MIG and multi-GPU workloads⚓︎
NCCL is not supported with MIG (NVIDIA MIG deployment considerations). This means tensor parallelism — which vLLM and PyTorch use via NCCL — cannot span multiple MIG instances, even on the same physical GPU. As a result, a single model inference process is limited to one MIG slice.
Data parallelism (running independent model replicas, each on its own MIG slice) works fine in any constellation, since each replica uses only its assigned instance and no inter-instance communication is needed.
Monitoring of GPU Usage⚓︎
Checking how many GPUs are available on the cluster and how many are in use⚓︎
You can use the following script to get the total number of GPUs available in the cluster and how many are currently in use:
# Get total GPUs available in the cluster
total_gpus=$(kubectl get nodes -o=jsonpath='{range .items[*]}{.status.allocatable.nvidia\.com/gpu}{"\n"}{end}' | awk '{s+=$1} END {print s}')
# Get total GPUs currently in use
used_gpus=$(kubectl get pods -A -o=jsonpath='{range .items[*]}{range .spec.containers[*]}{.resources.requests.nvidia\.com/gpu}{"\n"}{end}{end}' | awk '{s+=$1} END {print s}')
echo "Total GPUs: $total_gpus"
echo "GPUs in use: $used_gpus"
Note, that this script will only work if the pods are requesting GPUs in the
spec.containers[*].resources.requests.nvidia\.com/gpu field. If the pods are
requesting GPUs in a different field, you will need to modify the script
accordingly.
For clusters with MIG enabled, nvidia.com/gpu does not include MIG partition
resources.
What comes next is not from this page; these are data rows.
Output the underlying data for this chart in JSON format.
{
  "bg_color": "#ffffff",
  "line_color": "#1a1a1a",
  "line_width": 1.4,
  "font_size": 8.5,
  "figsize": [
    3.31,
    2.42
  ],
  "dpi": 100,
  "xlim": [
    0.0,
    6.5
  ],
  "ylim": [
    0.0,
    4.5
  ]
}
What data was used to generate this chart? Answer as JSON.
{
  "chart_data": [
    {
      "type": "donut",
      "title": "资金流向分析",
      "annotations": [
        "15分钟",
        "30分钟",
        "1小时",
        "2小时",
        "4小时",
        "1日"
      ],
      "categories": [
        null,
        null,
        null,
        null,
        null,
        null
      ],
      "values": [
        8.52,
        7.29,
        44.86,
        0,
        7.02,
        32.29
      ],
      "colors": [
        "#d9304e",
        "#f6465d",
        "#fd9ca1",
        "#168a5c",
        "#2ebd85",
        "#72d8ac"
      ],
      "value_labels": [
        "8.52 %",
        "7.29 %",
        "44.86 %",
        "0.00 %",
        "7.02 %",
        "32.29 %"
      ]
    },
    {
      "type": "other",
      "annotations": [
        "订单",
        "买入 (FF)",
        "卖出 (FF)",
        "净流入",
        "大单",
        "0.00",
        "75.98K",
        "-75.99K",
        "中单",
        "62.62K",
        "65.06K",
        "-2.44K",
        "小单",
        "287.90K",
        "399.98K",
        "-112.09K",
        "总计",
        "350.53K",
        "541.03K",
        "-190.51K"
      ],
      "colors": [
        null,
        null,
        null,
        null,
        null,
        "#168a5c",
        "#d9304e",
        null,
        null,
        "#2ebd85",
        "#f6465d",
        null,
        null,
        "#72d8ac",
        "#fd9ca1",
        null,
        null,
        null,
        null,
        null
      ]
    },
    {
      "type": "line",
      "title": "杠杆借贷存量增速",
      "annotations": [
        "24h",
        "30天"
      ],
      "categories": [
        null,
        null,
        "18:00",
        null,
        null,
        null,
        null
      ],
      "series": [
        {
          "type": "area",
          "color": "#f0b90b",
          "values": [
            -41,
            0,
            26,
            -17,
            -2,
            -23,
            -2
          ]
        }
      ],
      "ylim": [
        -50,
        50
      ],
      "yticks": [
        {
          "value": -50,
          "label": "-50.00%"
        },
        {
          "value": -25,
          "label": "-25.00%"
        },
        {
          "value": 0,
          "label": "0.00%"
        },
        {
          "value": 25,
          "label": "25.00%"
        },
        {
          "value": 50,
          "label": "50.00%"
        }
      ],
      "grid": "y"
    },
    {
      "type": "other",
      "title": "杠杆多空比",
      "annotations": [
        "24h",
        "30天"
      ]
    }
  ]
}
Check all NVIDIA allocatable resources on a node with:
kubectl describe node <node-name> | grep -E "nvidia.com/(gpu|mig)"
To list GPU and MIG resource usage by pods, use:
kubectl get pods -A -o json | jq -r '
.items[] as $pod |
$pod.spec.containers[]? as $container |
($container.resources.limits // {}) |
to_entries[] |
select(.key | startswith("nvidia.com/")) |
"\($pod.metadata.namespace)\t\($pod.metadata.name)\t\(.key)\t\(.value)"
'
Checking which pods are using GPUs and how many⚓︎
You can use the following command to print a table to see which pods, in which namespaces have requested how many GPUs (and what the status is of those pods):
kubectl get pods -A -o=custom-columns='NAMESPACE:metadata.namespace,NAME:metadata.name,STATUS:status.phase,GPUs:spec.containers[*].resources.limits.nvidia\.com/gpu' | grep -v '<none>'
GPUs column may not always be accurate.